Infratil shares gain on Australian energy sale, manager books $44 million fee
By Suze Metherell
Sept. 15 (BusinessDesk) - Infratil shares rose to the highest in more than six years on the prospect of a capital return after the A$605 million sale of its Australian energy operations, which will generate a $44 million fee for manager HRL Morrison and Co.
The Wellington-based company sold Lumo Energy (http://lumoenergy.com.au) and Direct Connect Australia after reviewing its ownership of the assets in May, and the deal is expected to complete at the end of this month, Infratil said in a statement late on Friday. After adjustments for final working capital, Infratil estimates net proceeds of between $646 million and $664 million, reflecting a gain on sale of between $343 million and $361 million. Sale costs are estimated to be $57 million, including the fee to Morrison & Co.
Shares of Infratil rose as high as $2.66, the highest since January 2008, and were recently up 6.6 percent to $2.65. The stock has gained some 9.5 percent since the start of the year, and is rated an average 'buy', according to six analysts surveyed by Reuters, with a median price target of $2.84.
The sale was at the mid-to-upper end of market expectation, although "there had been some eyebrows raised at the very significant fees that go to Morrison & Co," Matthew Goodson, managing director of Salt Funds Management said.
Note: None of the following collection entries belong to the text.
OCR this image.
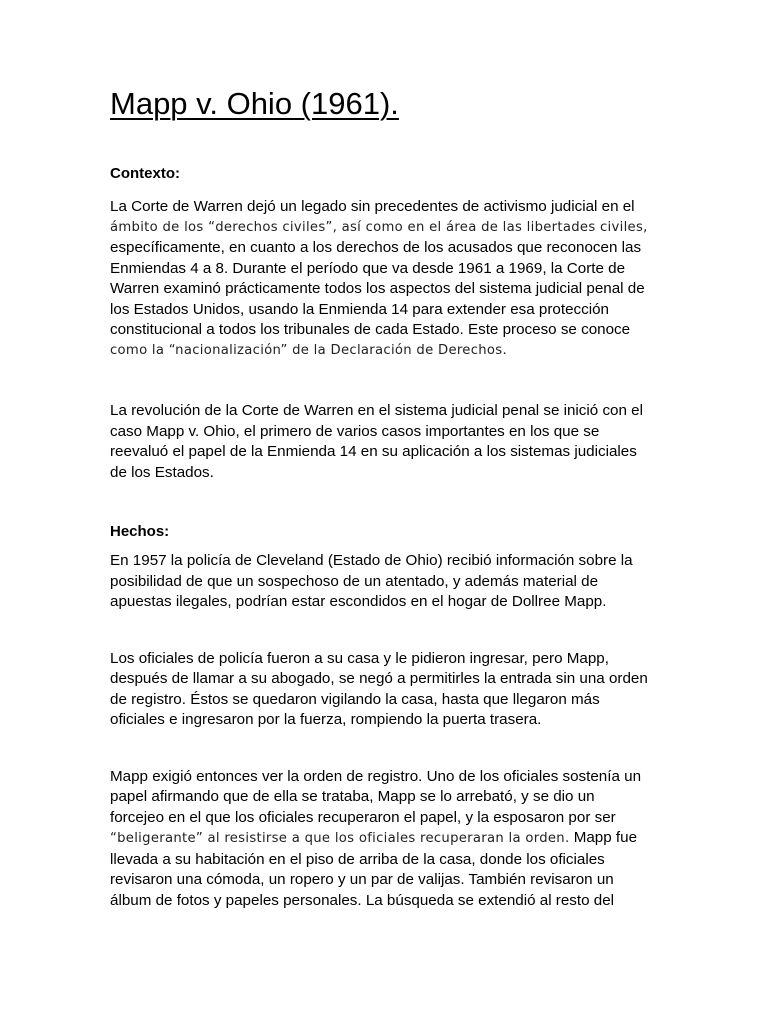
Mapp v. Ohio (1961).
Contexto:

La Corte de Warren dejó un legado sin precedentes de activismo judicial en el
ámbito de los “derechos civiles”, así como en el área de las libertades civiles,
específicamente, en cuanto a los derechos de los acusados que reconocen las
Enmiendas 4 a 8. Durante el período que va desde 1961 a 1969, la Corte de
Warren examinó prácticamente todos los aspectos del sistema judicial penal de
los Estados Unidos, usando la Enmienda 14 para extender esa protección
constitucional a todos los tribunales de cada Estado. Este proceso se conoce
como la “nacionalización” de la Declaración de Derechos.

La revolución de la Corte de Warren en el sistema judicial penal se inició con el
caso Mapp v. Ohio, el primero de varios casos importantes en los que se
reevaluó el papel de la Enmienda 14 en su aplicación a los sistemas judiciales
de los Estados.

Hechos:

En 1957 la policía de Cleveland (Estado de Ohio) recibió información sobre la
posibilidad de que un sospechoso de un atentado, y además material de
apuestas ilegales, podrían estar escondidos en el hogar de Dollree Mapp.

Los oficiales de policía fueron a su casa y le pidieron ingresar, pero Mapp,
después de llamar a su abogado, se negó a permitirles la entrada sin una orden
de registro. Éstos se quedaron vigilando la casa, hasta que llegaron más
oficiales e ingresaron por la fuerza, rompiendo la puerta trasera.

Mapp exigió entonces ver la orden de registro. Uno de los oficiales sostenía un
papel afirmando que de ella se trataba, Mapp se lo arrebató, y se dio un
forcejeo en el que los oficiales recuperaron el papel, y la esposaron por ser
“beligerante” al resistirse a que los oficiales recuperaran la orden. Mapp fue
llevada a su habitación en el piso de arriba de la casa, donde los oficiales
revisaron una cómoda, un ropero y un par de valijas. También revisaron un
álbum de fotos y papeles personales. La búsqueda se extendió al resto del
Infratil has a history of aggressive on-market share buybacks, but might use the cash for further acquisitions, he said.
"At the moment, particularly in Australia, there do appear to be a vast number of potential infrastructure deals to be done," Goodson said. "Bidding for those assets is extremely aggressive at present, given how interest rates are very low around the world, so it isn't easy to buy these assets."
An institutional investor, who asked not to be named, told BusinessDesk the management fee diluted the value of the sale and they questioned whether the company would pass on profit from the sale to smaller shareholders.
Infratil chief executive Marko Bogoievski said the company would assess a "full suite of capital management alternatives against ongoing opportunities for new investment," in Friday's statement.
Lumo is the fourth biggest participant in the National Electricity Market with 540,000 customers in Victoria, South Australia, New South Wales and Queensland, while Direct Connect provides exclusive relationships with 3,200 real estate agents across Australia. Infratil bought the Australian businesses in 2004.
Snowy Hydro will become Australia's fourth biggest integrated electricity generator and retailer, with almost one million customers. The Australian company owns and operates the 3,950 megawatt Snowy Mountains hydro-scheme, and Victoria's 300MW Valley Power gas-fired station and 320MW Laverton North gas-fired plant. It also owns electricity and gas retailer Red Energy, with 400,000 customers in Victoria, South Australia and NSW.